The Graduate Program in Neuroscience ensures that students are provided with teaching experience, where students are paired with an instructor that will provide mentoring and opportunities to lead classroom activities. Students earn 6 academic credits for serving as a teaching intern for an undergraduate Neuroscience course, or Neuroscience related courses within the Medical School, Arts & Science, and other areas as approved by the Program Committee, and receive written feedback from the instructor at the end of the quarter along with a post-course discussion relating what they have learned in the practicum to future designs and teaching of students’ own courses in the Neuroscience field. After the Teaching Practicum is completed, students become eligible to lead a journal club course for the undergraduate Neuroscience program, an opportunity mentored by the Undergraduate Neuroscience faculty members.

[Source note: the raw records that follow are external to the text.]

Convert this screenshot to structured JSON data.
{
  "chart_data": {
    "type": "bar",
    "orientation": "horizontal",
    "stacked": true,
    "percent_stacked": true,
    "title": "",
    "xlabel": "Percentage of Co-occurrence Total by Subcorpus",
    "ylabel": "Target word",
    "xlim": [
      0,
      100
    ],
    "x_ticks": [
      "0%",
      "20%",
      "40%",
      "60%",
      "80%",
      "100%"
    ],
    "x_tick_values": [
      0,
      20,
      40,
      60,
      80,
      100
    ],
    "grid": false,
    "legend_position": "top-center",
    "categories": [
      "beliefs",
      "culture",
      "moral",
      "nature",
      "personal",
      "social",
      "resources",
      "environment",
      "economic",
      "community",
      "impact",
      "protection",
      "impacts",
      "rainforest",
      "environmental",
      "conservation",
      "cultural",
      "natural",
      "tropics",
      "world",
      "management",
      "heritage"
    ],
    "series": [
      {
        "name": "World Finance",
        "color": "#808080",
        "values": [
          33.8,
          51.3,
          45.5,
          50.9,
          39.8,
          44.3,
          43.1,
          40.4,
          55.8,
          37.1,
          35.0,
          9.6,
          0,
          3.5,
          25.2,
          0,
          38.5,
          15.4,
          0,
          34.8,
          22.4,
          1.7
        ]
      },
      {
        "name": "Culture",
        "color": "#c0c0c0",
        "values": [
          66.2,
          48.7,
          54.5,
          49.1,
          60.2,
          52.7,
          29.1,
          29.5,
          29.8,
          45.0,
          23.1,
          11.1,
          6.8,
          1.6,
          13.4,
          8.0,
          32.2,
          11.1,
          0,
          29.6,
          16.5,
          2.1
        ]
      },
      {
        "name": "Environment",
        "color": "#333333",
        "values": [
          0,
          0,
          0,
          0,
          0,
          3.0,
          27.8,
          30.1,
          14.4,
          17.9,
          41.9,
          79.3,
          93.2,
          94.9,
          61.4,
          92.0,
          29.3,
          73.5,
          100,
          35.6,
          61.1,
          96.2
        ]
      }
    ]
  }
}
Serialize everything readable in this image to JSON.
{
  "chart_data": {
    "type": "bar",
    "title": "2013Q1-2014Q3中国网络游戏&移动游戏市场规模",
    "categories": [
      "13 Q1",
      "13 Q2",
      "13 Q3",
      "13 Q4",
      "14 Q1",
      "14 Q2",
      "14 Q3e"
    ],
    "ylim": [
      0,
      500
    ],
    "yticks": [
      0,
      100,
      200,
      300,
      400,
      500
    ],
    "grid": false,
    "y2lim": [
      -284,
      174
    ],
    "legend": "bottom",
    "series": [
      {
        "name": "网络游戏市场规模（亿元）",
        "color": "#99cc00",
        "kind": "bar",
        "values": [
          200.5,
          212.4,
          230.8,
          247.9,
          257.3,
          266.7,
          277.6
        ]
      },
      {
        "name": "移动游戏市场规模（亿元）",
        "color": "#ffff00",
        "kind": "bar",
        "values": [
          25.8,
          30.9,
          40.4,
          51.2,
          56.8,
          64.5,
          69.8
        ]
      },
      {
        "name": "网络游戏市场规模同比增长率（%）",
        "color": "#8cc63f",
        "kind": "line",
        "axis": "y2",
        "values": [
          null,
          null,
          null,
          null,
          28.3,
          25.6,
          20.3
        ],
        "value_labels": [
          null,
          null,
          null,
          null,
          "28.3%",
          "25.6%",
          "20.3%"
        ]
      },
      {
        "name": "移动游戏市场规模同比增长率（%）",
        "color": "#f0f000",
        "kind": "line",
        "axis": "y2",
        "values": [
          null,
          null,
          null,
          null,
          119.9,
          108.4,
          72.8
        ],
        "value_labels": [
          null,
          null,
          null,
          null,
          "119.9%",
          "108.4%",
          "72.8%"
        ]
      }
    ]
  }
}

Supervisory Committee Meetings, Advancement to Candidacy and Graduation
Between the first and second year, students select a lab and a dissertation advisor. Before the start of the second year, students will work with their dissertation advisor to form a Supervisory Committee, consisting of 4-7 faculties to evaluate students’ academic progress.
Graduate students making normal progress in the program are expected to advance to candidacy for the Ph.D. in the third year. To advance, students prepare a document with 1) a brief research proposal (thesis proposal) and 2) answers to three short answer questions on prepared topics. The Supervisory Committee evaluates the written portion of the exam and, in an oral exam, assesses the student’s ability to answer questions about topics related to the area of the dissertation and general knowledge.
Students spend most of their remaining years finishing their research and writing the dissertation. The final exam is an oral defense of the thesis before the student’s Supervisory Committee in a public forum.